Louise Browaeys - Fais battre ton tambour
Elle n'est pas inerte, la nature, elle est vivante et déchaînée ! Notre monde a déclaré la guerre à la nature. Tu comprends ? J'ai un sentiment d'impuissance face à l'ampleur de la menace. J'ai peur de ce qui vient et de ce qu'Aurélien devra vivre, je me sens découragé devant les souffrances, le pillage, l'atteinte aux générations futures, l'engourdissement psychique et la surdité face à l'état de notre monde...
J'ai remarqué que dans les moments de joie ou de douleur, dont les effets sont, somme toute, assez proches : on pleure, on sue, on parle tout haut, on tourne en rond dans sa chambre, on lève les bras au ciel, on se pince les cuisses, et bien qu'une joie soit plus difficile à communiquer qu'une douleur, on ne sait pas dans l'immédiat si on doit garder cette sensation si multiple pour soi seule, jalousement, ou si l'on doit la partager, au risque d'atténuer son effet car il faudra parler, la communiquer à l'extérieur, et en quelque sorte sauter dans le vide à pieds joints et les yeux fermés.
Ses yeux dorés étaient comme deux jeunes abeilles, qui tantôt me considéraient avec intérêt et tantôt semblaient chercher un pollen plus sucré ou simplement plus accessible.
Je comprenais qu'il y avait sur un corps (comme sur la Terre) des zones plus sensibles dont la fonction première est d'être cultivées : c'est-à-dire de recevoir des baisers. Il faut les traquer et les chérir ; on pourrait passer une nuit à les chercher sans relâche.
N'oublie pas de boire de l'eau, dit toujours K. Il faut nourrir le cycle de l'eau. Toute cette eau que j'ai bue a dû sédimenter dans mes estuaires et aider à dénouer des choses. À liquéfier les caillots de sang, à accompagner les poussées de sève. J'ai des phrases entières qui me reviennent, comme des guirlandes surgies d'un passé où j'étais continuellement allongée. À moins que ce passé n'existe pas, lui non plus ? Je finis par douter de tout. Comme si l'eau que j'avais bue était allée chercher ces phrases d'une façon ou d'une autre au fond d'une nappe phréatique.
Le passé est un géant qui grandit à mesure que nous rapetissons - jusqu'à disparaître ;
Le désir se nourrit d'une lumière dont la source demeure invisible.
K dit qu'il faut choisir les jours de pluie pour sortir. La pluie fait selon lui comme un voile opaque qui empêche de voir la réalité en face. Et ne pas voir la réalité a beaucoup de bénéfices dont celui de pouvoir se concentrer sur ses souvenirs, à l'intérieur, et les dérouler en toute tranquillité. La pluie implique un repli en soi-même.
Les phobies sociales, les troubles anxieux, la dépression et les dépendances ont explosé, tu comprends... les guerres, le terrorisme, la crise écologique, tout cela aggrave l'anxiété des gens. On se demande tous, à un certain moment : vais-je perdre mon travail, mon toit et l'eau courante ? Mes enfants vont-ils tomber malades les uns après les autres ? La Terre va-t-elle entièrement brûler avec nous ? Vais-je finir à l'abattoir comme un veau, à la casse comme une vieille voiture ou à la décharge sous des monceaux de plastique ?
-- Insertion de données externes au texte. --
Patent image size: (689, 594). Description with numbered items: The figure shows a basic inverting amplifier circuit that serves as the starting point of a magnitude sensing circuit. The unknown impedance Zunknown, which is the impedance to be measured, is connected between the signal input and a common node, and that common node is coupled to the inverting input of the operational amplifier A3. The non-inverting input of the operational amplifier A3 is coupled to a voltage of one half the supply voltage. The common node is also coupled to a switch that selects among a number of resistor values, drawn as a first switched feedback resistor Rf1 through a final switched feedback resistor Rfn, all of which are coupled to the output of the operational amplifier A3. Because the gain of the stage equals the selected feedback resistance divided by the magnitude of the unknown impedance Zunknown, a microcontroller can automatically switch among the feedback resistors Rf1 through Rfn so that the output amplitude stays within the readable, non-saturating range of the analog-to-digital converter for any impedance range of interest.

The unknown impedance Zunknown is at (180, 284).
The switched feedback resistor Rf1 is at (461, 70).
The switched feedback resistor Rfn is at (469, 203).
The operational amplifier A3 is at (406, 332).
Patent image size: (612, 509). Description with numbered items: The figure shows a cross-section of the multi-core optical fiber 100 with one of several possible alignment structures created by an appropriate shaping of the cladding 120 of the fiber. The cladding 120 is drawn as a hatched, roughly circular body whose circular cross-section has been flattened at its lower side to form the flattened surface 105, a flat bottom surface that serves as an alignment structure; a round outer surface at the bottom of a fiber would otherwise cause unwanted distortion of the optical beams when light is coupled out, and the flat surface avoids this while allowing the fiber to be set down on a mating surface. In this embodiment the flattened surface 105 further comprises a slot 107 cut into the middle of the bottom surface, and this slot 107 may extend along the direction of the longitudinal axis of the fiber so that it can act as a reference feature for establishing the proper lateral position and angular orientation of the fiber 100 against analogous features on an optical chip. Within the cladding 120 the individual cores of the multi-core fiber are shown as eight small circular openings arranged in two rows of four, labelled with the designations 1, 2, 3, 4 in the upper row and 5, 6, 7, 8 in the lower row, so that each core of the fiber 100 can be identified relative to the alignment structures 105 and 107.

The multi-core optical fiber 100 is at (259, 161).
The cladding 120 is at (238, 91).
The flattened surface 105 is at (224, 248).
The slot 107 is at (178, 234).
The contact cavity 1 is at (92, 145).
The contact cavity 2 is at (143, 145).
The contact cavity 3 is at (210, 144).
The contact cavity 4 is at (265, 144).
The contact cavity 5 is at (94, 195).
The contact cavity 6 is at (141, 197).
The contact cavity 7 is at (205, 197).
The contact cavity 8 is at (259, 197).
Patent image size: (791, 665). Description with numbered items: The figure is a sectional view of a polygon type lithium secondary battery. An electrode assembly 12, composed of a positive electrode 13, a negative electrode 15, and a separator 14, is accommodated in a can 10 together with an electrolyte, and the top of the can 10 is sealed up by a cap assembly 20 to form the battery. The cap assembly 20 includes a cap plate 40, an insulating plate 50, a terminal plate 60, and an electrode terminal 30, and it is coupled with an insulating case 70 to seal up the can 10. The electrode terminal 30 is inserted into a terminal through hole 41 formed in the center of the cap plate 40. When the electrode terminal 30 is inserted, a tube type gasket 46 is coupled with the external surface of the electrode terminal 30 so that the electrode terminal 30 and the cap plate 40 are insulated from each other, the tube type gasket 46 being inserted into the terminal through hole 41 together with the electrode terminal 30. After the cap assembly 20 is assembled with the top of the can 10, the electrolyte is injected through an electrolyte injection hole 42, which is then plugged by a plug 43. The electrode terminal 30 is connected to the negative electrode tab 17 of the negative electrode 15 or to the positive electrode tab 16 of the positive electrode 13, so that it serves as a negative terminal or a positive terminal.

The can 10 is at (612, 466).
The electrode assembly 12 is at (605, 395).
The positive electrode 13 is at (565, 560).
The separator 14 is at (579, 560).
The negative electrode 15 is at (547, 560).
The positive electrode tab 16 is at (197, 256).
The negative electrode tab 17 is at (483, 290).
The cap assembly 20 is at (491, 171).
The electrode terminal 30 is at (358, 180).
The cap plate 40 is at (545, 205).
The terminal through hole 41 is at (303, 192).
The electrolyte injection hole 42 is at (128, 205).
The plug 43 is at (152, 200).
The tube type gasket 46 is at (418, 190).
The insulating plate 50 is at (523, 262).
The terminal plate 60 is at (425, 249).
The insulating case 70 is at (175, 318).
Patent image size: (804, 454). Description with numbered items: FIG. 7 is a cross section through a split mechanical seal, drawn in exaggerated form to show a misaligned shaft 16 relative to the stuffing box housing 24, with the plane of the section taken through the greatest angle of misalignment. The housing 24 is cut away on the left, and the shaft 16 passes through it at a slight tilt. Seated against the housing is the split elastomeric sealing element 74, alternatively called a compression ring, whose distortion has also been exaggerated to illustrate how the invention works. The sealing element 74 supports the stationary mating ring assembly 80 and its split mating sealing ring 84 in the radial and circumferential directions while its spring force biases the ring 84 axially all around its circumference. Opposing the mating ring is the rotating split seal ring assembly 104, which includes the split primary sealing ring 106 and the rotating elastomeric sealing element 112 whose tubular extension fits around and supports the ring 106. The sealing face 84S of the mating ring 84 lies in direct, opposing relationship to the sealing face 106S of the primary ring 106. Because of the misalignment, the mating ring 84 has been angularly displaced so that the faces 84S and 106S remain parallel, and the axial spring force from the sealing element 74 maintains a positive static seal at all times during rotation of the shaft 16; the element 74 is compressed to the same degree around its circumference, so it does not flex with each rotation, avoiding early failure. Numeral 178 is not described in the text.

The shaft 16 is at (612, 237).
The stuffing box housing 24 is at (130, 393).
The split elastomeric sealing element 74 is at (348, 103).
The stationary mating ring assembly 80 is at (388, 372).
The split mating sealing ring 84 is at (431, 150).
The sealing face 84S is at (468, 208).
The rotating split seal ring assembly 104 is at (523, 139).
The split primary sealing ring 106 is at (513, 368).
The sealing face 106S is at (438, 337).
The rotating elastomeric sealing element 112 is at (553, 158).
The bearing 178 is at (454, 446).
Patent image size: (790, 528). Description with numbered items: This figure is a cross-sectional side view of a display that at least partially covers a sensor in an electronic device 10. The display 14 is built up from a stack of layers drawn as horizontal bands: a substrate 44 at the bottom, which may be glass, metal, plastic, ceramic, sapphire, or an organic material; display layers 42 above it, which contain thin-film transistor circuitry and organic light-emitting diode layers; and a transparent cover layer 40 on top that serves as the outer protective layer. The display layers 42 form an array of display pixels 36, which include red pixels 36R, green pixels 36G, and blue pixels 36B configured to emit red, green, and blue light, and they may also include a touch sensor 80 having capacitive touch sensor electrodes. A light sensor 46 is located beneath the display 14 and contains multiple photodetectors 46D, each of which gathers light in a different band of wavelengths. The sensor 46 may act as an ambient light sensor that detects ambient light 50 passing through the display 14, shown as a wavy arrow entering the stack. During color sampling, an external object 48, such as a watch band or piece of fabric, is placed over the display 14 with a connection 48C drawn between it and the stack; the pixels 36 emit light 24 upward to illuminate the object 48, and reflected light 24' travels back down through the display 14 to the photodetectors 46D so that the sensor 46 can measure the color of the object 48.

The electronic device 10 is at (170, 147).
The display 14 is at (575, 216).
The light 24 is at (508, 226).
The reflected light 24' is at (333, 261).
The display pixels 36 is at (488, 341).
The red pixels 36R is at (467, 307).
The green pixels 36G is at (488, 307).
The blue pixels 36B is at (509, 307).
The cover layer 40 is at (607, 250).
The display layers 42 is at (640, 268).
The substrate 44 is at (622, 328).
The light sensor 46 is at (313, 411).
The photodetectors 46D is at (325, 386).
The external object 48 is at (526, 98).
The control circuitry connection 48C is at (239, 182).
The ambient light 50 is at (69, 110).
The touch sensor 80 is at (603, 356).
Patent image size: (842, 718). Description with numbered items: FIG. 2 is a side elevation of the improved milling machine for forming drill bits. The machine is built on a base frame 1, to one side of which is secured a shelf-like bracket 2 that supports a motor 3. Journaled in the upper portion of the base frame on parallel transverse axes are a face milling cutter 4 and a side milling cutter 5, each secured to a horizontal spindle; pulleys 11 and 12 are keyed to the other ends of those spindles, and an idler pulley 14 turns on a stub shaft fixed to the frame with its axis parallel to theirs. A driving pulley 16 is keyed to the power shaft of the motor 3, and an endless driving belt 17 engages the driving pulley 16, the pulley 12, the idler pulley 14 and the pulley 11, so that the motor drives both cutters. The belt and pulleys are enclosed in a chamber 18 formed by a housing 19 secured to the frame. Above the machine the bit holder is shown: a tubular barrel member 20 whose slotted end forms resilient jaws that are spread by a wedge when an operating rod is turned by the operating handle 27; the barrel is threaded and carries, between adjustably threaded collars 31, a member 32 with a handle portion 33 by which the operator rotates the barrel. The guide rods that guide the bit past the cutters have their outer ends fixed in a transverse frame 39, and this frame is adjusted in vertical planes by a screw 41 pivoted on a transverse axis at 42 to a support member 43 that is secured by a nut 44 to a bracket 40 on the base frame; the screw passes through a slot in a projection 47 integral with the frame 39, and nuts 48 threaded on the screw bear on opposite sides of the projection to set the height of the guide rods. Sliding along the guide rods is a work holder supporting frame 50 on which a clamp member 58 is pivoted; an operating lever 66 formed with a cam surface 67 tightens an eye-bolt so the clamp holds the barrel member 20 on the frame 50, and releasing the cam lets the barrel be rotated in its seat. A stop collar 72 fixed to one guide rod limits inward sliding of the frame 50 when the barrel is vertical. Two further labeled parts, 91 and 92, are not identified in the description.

Alors j'écris cette Reverdie pour celles et ceux dont le ventre gargouille et qui n'ont pas de jardin où planter des pommes de terre, qui rêvent d'un saule pleureur penché au-dessus d'un ruisseau - ou simplement d'une feuille de laitue qui croque sous la dent. Pour celles et ceux dont le seul jardin est la littérature, dont le champ n'est que lexical et qui ne connaissent des feuilles que la blancheur d'un format A4. Pour celles et ceux qui ont toujours tenu dans leurs mains des crayons et jamais des brouettes ou des râteaux. Pour celles et ceux qui aiment s'égarer dans un roman comme dans un labyrinthe de charmille, découvrant immanquablement en elles, en eux, tant de petites lumières qui ne demandent qu'à scintiller. Et surtout pour celles et ceux tombés amoureuses, amoureux, bien après que les autres autour d'elles, autour d'eux, ont été mariés, installés, entourés d'enfants et de tabliers.